Cell installs faker and defines all necessary paths and utility functions before loading the foreign key IDs.

In [None]:
### 1. Setup, Install, Imports, and Load Foreign Key IDs ###

# Reinstall Faker
%pip install faker

# Mount Google Drive
from google.colab import drive
drive.mount('/content/drive')

import csv
import random
import json
import os
from datetime import datetime, timedelta
from faker import Faker

# --- CONFIGURATION (Must match Notebooks 1 & 2) ---
fake = Faker()
Faker.seed(42)
random.seed(42)

output_dir = '/content/drive/MyDrive/SQL Project (Group 2)/Simulating Data (Maya)/Simulated Data Files'
os.makedirs(output_dir, exist_ok=True)

# --- Data Utility Functions (Redefined) ---

def load_ids(filename):
    """Loads a single column of integer IDs from a specified CSV file."""
    ids = []
    filepath = os.path.join(output_dir, filename)
    try:
        with open(filepath, 'r', newline='') as file:
            reader = csv.reader(file)
            next(reader)  # Skip header
            for row in reader:
                ids.append(int(row[0]))
    except FileNotFoundError:
        print(f"Error: {filename} not found.

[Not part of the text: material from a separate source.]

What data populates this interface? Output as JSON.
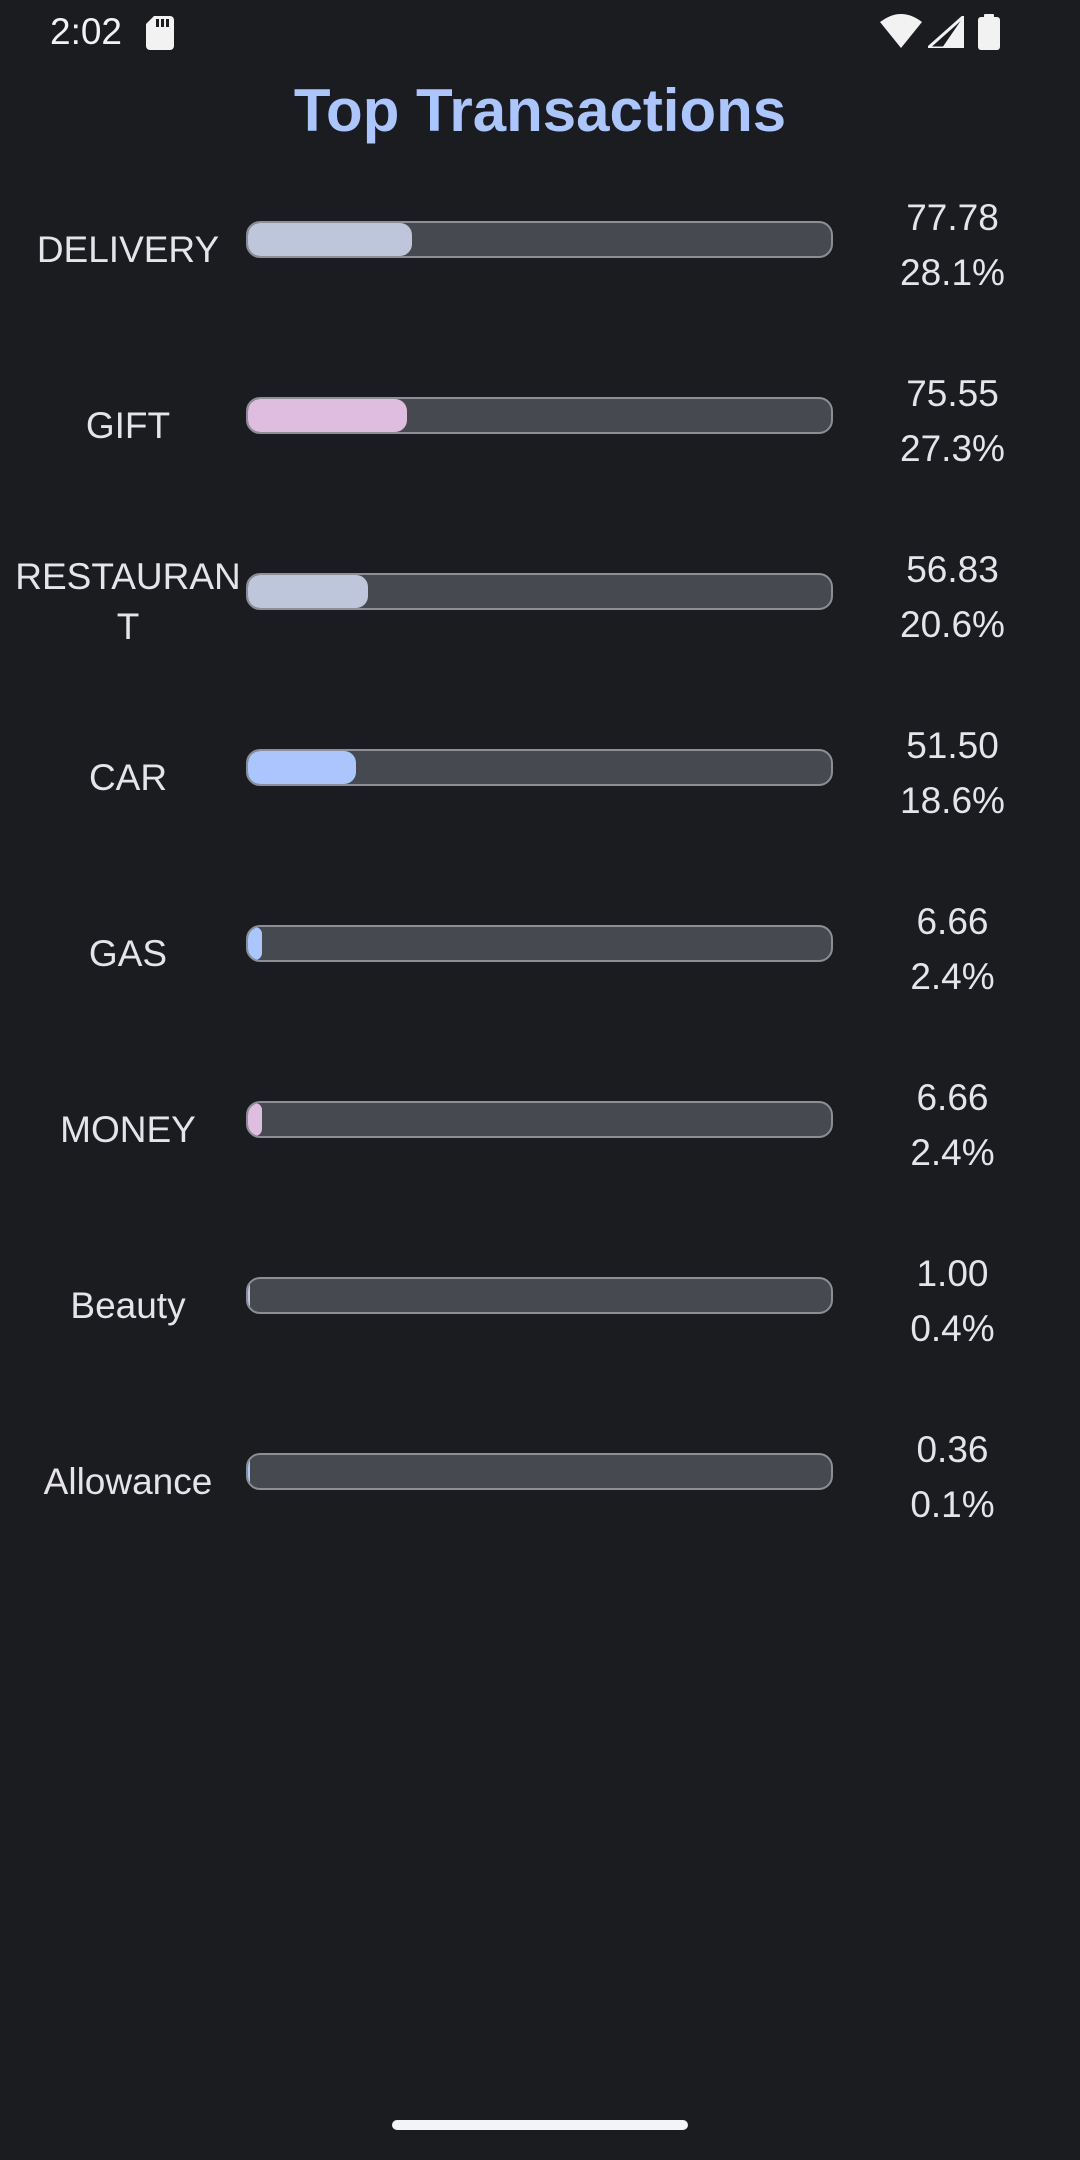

Please ensure preceding notebooks were run and check your file path.")
    return ids

def write_csv(filename, headers, data_rows):
    """
    Writes data to a CSV file.
    CRITICAL STEP: Converts empty strings ('') to None for SQL NULL interpretation.
    """
    filepath = os.path.join(output_dir, filename)
    with open(filepath, 'w', newline='', encoding='utf-8') as f:
        writer = csv.writer(f)
        writer.writerow(headers)
        clean_rows = [[(val if val != '' else None) for val in row] for row in data_rows]
        writer.writerows(clean_rows)

# --- Load Necessary Foreign Keys ---
# Loads client IDs saved from Notebook 2 for FK assignments
client_ids = load_ids('client_ids.csv')
# Addresses 111-150 are reserved for properties (total 40 IDs for multi-unit simulation)
property_address_ids = list(range(111, 151))

Collecting faker
  Downloading faker-38.0.0-py3-none-any.whl.metadata (15 kB)
Downloading faker-38.0.0-py3-none-any.whl (2.0 MB)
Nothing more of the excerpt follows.